The setting is superb, a deep valley on the outskirts of Menton with a picturesque mountain backdrop. On its terraces there are still vestiges of the planting that must have been there when Johnson bought the farmhouse and adjoining land in 1924. Ancient Carob and Olive trees grow amongst the exotics he brought to make his garden in the benign climate of Menton.
As with Hidcote, the garden has a theatrical air, the grand formal pools centre on the double staircase that leads up to the house. At each terrace level, paths branch off on either side, and the borders are filled with botanical rarities from all parts of the world.
The garden is now managed by the Conservatoire du Littoral and has many visitors, but still holds much of its original charm. The only element that I felt was sorely missing is that the original water channels that irrigated the garden are no longer working and sadly many of the little fountains and pools are dry. I hope they will reinstate these, they are such an essential part of the garden.

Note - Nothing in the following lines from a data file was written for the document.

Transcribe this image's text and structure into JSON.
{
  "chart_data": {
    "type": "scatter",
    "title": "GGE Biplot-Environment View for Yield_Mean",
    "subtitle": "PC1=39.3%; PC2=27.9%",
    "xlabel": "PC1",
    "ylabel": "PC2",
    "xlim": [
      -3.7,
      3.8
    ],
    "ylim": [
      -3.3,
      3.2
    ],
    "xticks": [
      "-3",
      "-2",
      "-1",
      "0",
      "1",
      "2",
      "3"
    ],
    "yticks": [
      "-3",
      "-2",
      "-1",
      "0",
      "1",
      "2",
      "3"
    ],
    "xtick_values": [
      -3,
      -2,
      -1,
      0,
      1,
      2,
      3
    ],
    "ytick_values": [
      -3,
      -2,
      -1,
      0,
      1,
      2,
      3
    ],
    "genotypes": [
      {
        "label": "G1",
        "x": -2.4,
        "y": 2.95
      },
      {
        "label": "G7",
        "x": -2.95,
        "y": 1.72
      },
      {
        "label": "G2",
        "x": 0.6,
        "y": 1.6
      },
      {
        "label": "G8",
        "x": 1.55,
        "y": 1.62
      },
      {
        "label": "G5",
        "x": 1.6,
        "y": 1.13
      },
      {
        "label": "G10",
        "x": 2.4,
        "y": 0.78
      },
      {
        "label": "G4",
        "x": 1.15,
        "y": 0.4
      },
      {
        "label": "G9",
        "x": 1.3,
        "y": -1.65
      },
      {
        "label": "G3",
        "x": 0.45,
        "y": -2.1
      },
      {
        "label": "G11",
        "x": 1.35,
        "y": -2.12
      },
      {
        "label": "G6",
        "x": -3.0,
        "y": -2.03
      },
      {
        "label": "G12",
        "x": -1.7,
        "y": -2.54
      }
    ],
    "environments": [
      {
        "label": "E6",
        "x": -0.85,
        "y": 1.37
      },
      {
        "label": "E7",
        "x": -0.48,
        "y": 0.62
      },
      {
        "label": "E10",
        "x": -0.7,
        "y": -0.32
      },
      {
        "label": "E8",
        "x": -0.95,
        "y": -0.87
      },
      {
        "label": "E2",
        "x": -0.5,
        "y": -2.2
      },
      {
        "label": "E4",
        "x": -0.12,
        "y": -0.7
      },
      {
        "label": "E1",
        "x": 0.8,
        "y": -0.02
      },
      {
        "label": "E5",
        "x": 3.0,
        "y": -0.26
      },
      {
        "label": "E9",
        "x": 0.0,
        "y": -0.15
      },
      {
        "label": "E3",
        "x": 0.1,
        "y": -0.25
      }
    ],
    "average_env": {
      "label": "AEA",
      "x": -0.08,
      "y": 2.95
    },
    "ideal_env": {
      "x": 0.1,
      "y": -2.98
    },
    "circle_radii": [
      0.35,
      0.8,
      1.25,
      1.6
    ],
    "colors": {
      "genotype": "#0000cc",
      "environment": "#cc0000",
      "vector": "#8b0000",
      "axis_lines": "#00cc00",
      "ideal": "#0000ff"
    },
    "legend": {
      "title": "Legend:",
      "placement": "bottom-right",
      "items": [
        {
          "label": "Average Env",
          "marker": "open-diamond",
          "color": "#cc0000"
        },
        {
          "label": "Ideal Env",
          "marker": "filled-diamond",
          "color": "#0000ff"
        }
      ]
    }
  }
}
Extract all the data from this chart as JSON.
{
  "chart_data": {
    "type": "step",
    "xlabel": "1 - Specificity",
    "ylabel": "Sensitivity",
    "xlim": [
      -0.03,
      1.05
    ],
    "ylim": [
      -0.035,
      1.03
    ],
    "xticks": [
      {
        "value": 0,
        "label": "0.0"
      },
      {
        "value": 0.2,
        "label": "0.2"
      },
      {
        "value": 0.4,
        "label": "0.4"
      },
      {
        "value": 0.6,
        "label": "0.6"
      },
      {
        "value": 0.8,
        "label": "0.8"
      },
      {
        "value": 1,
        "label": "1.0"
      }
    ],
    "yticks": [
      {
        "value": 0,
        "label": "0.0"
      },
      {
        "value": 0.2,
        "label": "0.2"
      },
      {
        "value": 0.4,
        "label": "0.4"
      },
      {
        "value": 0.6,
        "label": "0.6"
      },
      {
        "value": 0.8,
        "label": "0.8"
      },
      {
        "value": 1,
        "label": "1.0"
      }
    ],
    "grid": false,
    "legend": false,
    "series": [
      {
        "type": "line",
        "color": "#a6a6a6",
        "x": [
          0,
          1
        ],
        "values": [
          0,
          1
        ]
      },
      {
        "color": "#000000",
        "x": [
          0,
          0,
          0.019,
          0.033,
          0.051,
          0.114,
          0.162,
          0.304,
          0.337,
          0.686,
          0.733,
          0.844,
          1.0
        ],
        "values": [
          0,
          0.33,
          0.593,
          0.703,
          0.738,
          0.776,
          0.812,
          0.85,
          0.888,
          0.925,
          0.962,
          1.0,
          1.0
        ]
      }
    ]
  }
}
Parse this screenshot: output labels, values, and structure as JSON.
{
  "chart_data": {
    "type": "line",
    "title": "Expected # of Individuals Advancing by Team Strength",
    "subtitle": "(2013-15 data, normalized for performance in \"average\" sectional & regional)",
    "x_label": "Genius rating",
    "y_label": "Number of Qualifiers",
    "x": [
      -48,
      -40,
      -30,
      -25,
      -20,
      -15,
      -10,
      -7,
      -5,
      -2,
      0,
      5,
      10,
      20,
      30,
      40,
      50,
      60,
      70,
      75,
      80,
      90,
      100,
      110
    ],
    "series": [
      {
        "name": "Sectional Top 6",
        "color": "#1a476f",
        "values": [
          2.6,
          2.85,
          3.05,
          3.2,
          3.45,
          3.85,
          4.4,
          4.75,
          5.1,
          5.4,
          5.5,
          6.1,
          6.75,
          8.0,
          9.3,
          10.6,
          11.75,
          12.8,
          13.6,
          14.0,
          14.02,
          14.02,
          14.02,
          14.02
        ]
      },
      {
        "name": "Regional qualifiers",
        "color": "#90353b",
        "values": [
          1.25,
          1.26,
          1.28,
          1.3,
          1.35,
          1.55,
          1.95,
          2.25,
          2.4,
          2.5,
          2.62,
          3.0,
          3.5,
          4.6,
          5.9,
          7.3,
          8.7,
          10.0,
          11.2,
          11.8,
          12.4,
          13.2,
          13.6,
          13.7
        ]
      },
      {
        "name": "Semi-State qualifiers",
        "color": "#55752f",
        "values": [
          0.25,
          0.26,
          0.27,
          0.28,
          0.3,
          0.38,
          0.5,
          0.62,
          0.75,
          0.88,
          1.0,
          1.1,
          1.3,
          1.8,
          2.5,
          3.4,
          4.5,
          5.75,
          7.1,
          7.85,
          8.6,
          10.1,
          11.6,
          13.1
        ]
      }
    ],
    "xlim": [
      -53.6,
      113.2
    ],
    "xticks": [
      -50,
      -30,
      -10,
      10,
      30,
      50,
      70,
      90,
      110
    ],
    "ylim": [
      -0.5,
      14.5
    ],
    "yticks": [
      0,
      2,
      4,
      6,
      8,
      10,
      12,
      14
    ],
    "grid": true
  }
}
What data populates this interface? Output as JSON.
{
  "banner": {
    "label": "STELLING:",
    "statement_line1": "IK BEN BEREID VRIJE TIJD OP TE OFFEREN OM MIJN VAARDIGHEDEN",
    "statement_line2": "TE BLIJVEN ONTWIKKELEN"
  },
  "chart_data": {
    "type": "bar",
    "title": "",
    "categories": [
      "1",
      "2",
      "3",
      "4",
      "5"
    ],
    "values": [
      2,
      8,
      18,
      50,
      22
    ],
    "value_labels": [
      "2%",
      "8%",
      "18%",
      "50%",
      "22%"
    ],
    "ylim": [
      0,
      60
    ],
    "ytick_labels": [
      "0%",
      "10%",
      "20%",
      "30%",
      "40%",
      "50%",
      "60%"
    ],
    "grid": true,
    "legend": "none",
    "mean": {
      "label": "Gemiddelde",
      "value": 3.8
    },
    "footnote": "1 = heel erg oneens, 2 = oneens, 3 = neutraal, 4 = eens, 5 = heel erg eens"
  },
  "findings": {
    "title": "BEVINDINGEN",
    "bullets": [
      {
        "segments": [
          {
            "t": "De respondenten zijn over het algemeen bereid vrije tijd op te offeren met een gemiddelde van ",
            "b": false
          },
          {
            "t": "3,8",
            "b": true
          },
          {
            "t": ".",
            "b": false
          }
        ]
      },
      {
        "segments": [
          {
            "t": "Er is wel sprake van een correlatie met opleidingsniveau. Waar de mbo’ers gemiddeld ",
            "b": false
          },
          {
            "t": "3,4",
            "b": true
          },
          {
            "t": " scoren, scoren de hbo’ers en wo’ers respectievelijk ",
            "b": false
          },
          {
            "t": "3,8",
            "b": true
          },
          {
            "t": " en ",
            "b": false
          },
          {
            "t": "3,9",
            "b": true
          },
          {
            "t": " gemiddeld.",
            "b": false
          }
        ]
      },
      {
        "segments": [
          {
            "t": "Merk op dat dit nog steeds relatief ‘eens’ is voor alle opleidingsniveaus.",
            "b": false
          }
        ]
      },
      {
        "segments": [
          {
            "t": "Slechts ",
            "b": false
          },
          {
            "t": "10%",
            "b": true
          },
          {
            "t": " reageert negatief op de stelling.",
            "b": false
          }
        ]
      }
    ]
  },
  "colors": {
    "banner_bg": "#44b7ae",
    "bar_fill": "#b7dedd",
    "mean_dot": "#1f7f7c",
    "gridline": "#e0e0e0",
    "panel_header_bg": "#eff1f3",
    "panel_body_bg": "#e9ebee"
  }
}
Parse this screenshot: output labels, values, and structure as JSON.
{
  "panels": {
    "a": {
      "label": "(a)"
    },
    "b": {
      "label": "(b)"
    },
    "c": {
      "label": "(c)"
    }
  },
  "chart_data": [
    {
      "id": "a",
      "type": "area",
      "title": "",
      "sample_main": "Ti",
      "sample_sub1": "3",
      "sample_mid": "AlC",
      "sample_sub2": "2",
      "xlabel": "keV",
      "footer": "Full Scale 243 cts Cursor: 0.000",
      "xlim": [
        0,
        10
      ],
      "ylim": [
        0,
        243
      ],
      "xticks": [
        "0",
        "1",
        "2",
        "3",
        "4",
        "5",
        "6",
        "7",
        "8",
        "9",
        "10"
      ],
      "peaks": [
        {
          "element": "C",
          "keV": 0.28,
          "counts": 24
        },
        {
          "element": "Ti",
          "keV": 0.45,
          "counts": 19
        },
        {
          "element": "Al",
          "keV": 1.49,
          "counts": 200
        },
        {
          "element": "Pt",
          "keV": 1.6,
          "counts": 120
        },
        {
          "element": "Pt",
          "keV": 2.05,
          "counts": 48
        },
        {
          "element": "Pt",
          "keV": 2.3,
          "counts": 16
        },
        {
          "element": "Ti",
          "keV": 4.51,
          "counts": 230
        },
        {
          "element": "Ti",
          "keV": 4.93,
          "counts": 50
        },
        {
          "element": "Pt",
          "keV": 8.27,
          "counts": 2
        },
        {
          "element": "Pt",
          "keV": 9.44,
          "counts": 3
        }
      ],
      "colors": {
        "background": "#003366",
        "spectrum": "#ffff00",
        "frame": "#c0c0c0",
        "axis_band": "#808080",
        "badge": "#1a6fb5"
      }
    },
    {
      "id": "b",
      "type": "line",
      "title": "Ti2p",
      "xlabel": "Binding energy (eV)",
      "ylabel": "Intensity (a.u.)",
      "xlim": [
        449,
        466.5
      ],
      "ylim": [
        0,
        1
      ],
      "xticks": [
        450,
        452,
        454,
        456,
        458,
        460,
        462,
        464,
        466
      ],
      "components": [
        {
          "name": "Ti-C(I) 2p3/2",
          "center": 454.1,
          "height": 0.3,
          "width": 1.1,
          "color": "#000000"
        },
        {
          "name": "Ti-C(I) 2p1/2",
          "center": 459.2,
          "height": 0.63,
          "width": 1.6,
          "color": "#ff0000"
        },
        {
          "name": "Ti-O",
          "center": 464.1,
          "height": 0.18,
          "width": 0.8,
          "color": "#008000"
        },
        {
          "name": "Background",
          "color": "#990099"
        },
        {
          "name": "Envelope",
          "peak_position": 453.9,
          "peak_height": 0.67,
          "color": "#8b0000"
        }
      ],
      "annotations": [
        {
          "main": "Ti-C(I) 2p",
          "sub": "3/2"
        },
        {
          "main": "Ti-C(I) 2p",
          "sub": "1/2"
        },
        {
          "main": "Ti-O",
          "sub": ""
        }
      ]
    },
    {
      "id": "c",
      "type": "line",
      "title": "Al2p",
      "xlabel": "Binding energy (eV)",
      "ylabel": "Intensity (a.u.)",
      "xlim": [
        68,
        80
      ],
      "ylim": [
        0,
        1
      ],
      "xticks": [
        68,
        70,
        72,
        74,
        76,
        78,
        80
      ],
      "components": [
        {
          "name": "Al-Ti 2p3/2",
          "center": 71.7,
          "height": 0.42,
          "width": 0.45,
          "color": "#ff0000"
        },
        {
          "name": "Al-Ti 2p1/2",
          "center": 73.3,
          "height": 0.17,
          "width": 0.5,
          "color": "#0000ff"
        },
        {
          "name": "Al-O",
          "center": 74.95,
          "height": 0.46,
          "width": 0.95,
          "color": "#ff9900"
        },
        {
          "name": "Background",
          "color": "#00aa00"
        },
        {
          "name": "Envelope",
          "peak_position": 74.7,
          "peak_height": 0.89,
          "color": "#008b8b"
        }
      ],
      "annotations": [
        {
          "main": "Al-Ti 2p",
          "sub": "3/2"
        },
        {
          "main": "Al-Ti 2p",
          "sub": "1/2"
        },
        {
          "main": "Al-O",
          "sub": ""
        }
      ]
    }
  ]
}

From the house there are wonderful views, down over the garden and beyond to the mountains. To one side there is an enclosed Moorish patio with an aviary and a pond of exotic waterlilies. A grand flight of steps leads up out of this garden into the forest beyond and it is tempting to wonder whether Johnson made an informal part of the garden here, as he had done at Hidcote – but if he did, it is now closed off to the public.